Computer Science

The Tree

A hierarchical data structure consisting of nodes connected by edges, with one root node and zero or more subtrees.

Root A B C D E F L L

Key Terminology

🌳

Root

The topmost node. Every tree has exactly one root. It has no parent.

🍃

Leaf

A node with no children. These are the terminal nodes at the bottom of the tree.

📏

Depth & Height

Depth = distance from root. Height = longest path from node to any leaf.

👶

Parent & Child

Each node (except root) has one parent. A node can have zero or more children.

🌲

Subtree

A tree consisting of a node and all its descendants. Every node forms a subtree.

🔗

Edge

The link between a parent and child. A tree with N nodes has exactly N-1 edges.

What Does a Tree Do?

1

Organizes Data Hierarchically

Trees model parent-child relationships naturally — file systems, DOM, organization charts, and more.

2

Enables Fast Search

Binary Search Trees (BST) support O(log n) lookup, insertion, and deletion when balanced.

3

Efficient Traversal

Visit every node systematically via DFS (pre/in/post-order) or BFS (level-order) in O(n).

4

Supports Prefix Matching

Tries (prefix trees) power autocomplete, spell checkers, and IP routing tables.

5

Maintains Sorted Order

Balanced trees (AVL, Red-Black) keep data sorted while supporting dynamic insertions and deletions.

Common Types

Binary Tree

Each node has at most 2 children (left and right).

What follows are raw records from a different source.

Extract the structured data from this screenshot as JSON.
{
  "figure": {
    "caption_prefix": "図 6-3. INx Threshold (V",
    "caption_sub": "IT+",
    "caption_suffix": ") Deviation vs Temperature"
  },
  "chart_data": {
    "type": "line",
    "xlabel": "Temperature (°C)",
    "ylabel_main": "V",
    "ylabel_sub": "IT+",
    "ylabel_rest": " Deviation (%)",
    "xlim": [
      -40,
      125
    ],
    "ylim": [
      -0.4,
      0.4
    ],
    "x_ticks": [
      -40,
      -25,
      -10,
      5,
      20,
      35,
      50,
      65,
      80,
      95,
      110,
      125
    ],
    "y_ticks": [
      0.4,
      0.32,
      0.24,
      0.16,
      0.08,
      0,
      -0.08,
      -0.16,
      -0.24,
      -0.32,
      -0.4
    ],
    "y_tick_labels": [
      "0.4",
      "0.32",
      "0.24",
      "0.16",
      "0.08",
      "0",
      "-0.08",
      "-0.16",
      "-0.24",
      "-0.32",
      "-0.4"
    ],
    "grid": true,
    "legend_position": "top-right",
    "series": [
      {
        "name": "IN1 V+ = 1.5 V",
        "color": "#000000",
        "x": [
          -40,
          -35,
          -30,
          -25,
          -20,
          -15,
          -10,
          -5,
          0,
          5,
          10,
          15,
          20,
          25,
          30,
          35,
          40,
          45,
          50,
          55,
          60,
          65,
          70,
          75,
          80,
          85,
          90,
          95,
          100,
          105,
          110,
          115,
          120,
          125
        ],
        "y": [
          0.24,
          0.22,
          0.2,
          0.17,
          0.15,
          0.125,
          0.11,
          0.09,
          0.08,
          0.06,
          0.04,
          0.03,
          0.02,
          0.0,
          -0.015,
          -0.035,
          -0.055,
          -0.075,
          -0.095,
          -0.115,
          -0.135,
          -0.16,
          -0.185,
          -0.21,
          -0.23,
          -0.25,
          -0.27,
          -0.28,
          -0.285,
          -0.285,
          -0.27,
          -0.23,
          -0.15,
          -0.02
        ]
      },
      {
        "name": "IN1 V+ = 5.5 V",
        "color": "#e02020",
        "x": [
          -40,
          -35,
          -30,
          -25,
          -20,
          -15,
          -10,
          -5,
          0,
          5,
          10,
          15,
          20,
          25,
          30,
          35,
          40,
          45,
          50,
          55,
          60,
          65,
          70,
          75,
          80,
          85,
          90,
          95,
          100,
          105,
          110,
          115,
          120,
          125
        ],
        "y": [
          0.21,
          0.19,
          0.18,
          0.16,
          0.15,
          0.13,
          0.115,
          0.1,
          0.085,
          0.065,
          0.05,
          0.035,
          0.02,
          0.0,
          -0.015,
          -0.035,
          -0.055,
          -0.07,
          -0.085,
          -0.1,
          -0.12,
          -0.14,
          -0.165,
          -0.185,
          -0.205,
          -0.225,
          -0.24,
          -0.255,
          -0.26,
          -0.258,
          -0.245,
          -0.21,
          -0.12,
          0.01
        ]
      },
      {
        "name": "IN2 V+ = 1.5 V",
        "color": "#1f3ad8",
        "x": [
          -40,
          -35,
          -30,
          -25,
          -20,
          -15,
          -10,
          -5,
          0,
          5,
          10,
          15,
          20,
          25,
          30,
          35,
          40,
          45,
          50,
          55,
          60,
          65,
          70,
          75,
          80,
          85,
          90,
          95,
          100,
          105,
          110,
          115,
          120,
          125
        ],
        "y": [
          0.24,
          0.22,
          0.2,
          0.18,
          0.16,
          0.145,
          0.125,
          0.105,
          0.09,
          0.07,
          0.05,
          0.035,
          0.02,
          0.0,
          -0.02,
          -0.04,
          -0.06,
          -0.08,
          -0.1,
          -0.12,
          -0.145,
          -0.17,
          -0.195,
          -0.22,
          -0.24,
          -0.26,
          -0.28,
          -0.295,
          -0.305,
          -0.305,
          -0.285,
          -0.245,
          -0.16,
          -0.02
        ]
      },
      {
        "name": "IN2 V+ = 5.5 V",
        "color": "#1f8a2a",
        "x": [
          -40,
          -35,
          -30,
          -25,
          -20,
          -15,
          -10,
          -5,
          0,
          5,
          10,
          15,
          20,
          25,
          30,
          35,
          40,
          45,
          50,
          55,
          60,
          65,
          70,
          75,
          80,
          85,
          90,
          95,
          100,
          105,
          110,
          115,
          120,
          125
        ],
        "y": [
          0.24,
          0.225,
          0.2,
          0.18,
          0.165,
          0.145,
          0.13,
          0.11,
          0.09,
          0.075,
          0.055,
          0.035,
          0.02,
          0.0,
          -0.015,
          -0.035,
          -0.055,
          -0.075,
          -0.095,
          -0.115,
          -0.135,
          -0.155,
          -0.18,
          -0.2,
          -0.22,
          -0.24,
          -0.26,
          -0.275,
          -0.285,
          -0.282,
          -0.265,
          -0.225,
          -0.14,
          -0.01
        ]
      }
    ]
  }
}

Max nodes at level d = 2^d

Binary Search Tree (BST)

Left < Parent < Right. Enables O(log n) search.

search(key) → compare & branch

AVL / Red-Black Tree

Self-balancing BSTs that guarantee O(log n) operations.

Balance factor ∈ {-1, 0, 1}

Heap

Complete binary tree where parent ≥ children (max-heap).

peek() → O(1), insert → O(log n)

Trie (Prefix Tree)

Each node represents a character. Paths form words.

search(prefix) → O(m), m = len

B-Tree / B+ Tree

Multi-child balanced trees used in databases and file systems.

Used by PostgreSQL, SQLite, NTFS

Time Complexity

Operation Average Worst (unbalanced)
Search O(log n) O(n)
Insert O(log n) O(n)
Delete O(log n) O(n)
Traversal O(n) O(n)

Real-World Use Cases

📁

File Systems

Directories and files form a tree hierarchy.

🌐

HTML / DOM

The browser's Document Object Model is a tree of elements.

🗄️

Database Indexes

B-Trees power SQL indexes for fast row lookups.

🤖

Decision Trees

ML models that classify data through branching decisions.

🔀

Git History

Commits form a directed acyclic graph — a tree-like structure.

📡

Network Routing

IP tries route packets efficiently through prefix matching.